David Davidson

Personal information
- Full name: David Davidson
- Date of birth: November 17, 1986 (age 38)
- Place of birth: Accra, Ghana
- Height: 1.92 m (6 ft 4 in)
- Position(s): Midfielder

Youth career
- 2006: Hearts of Oak

Senior career*
- Years: Team / Apps / (Gls)
- 2005: Hearts of Oak
- 2005–2007: Fenerbahçe A2
- 2007: KooTeePee / 18 / (0)
- 2007–2009: TP-47 / 47 / (7)
- 2009: Taraz / 29 / (6)
- 2010: Vakhsh Qurghonteppa / 31 / (18)
- 2011–2012: Roi Et United / 55 / (5)
- 2013–2014: Pattani / 16 / (8)
- 2016–2017: Philadelphia Fury / 28 / (5)

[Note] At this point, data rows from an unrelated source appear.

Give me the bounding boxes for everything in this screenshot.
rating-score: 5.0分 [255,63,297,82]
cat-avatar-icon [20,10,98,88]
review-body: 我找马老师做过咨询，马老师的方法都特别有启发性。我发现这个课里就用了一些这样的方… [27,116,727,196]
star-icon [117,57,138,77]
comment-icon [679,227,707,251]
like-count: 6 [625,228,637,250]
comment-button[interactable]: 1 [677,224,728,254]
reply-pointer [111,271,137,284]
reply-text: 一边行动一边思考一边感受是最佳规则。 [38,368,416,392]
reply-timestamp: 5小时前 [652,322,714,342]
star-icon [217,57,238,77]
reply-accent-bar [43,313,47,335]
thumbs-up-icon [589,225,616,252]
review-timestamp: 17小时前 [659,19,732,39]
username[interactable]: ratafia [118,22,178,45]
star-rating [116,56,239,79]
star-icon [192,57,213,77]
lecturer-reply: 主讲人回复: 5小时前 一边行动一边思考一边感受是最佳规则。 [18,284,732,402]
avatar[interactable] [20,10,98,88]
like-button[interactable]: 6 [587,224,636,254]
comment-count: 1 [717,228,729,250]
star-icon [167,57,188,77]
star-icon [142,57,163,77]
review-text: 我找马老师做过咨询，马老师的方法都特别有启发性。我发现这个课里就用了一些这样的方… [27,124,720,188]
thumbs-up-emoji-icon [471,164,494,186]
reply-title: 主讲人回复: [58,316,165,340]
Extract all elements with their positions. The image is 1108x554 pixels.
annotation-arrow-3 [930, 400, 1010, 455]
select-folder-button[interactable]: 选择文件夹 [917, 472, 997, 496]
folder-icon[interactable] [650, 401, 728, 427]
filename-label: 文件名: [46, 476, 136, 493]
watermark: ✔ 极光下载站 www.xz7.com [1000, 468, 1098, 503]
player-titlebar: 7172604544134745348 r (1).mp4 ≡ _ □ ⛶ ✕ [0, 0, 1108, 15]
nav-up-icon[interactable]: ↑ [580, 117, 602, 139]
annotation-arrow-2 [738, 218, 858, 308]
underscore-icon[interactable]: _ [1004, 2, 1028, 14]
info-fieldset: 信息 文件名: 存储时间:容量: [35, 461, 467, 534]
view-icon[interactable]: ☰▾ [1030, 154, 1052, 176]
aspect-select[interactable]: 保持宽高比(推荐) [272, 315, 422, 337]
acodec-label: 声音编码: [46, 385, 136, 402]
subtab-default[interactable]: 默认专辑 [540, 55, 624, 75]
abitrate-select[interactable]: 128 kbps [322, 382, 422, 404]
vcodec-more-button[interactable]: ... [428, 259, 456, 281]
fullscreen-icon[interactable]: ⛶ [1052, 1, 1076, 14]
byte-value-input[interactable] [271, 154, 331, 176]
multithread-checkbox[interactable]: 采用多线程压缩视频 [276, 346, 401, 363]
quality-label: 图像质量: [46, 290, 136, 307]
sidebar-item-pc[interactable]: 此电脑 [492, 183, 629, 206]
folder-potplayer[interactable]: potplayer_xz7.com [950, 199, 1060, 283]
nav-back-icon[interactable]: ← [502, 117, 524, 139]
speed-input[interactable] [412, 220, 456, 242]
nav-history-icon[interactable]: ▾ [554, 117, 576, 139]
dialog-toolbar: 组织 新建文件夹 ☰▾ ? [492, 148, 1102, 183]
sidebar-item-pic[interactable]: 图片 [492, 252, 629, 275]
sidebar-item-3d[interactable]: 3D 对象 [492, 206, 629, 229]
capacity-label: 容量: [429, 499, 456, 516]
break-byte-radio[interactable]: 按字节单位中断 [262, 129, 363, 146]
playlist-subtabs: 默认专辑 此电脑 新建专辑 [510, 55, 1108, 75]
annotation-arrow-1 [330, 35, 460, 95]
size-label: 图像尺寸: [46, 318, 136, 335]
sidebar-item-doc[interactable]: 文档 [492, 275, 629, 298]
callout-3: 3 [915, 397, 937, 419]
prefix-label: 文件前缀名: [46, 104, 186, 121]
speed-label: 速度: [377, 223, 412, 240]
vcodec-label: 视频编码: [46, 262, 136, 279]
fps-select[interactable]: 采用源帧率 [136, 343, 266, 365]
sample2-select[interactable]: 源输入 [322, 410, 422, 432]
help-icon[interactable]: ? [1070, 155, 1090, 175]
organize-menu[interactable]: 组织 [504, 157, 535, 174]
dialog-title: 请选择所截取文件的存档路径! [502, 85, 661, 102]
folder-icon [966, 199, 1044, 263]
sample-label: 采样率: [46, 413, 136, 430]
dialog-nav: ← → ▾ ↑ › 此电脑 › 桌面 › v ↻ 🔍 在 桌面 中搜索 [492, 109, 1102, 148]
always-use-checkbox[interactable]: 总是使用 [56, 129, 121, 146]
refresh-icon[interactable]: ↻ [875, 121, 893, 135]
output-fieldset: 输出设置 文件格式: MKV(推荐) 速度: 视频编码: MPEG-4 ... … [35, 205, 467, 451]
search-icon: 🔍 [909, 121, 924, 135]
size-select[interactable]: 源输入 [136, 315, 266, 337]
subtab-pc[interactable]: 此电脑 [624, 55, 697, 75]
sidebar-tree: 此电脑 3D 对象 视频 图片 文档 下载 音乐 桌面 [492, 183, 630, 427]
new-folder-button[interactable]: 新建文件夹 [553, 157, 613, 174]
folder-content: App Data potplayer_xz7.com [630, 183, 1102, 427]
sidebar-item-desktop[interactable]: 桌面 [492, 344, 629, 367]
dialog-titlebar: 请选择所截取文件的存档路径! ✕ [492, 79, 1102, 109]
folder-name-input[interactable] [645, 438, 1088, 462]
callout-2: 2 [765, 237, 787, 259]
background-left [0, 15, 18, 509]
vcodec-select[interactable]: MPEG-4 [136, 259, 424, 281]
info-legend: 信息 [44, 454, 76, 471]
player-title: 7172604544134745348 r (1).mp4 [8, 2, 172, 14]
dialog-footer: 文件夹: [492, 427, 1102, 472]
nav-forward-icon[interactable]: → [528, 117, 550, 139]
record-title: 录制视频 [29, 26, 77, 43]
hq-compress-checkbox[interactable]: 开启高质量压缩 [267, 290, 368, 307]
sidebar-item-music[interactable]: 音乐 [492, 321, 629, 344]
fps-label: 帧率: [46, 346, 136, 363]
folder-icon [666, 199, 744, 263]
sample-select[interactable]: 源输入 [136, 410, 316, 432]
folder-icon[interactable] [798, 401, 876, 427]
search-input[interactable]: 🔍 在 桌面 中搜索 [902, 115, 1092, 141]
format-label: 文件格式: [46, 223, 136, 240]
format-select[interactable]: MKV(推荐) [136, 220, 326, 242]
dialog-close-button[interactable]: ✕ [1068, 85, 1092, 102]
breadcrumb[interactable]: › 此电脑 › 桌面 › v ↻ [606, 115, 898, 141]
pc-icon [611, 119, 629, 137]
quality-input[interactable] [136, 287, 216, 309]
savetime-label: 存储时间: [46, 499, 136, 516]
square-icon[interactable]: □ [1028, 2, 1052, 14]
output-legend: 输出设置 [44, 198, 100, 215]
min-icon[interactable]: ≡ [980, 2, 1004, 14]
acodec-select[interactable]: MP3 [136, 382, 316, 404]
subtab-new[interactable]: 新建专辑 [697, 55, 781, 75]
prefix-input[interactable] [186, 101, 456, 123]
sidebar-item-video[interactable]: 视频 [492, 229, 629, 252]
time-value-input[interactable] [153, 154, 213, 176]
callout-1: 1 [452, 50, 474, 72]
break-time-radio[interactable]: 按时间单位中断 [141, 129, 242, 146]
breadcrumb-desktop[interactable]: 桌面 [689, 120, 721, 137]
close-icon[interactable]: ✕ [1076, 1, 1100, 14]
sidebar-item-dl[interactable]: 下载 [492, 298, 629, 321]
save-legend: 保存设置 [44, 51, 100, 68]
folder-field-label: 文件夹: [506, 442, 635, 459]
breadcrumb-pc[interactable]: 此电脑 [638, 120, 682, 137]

= David Davidson (footballer, born 1986) =

Ghanaian footballer

David Davidson (born November 17, 1986) is a Ghanaian footballer.

==Career==
After starting his career with Hearts of Oak in Ghana, Davidson went on trial with Fenerbache in 2006, eventually spending two-year with their second team. Davidson then played for KooTeePee and TP-47 in Finland before moving to Kazakhstan Premier League side FC Taraz during the summer of 2009.
The following September, Davidson signed with Tajik League side Vakhsh Qurghonteppa. After his time in central Asia, Davidson played for semi-professional teams Roi Et United and Pattani in Thailand before signing with Philadelphia Fury of the American Soccer League at the start of 2016. The Philadelphia Fury was titled as the 2016 ASL Spring and Fall Champions.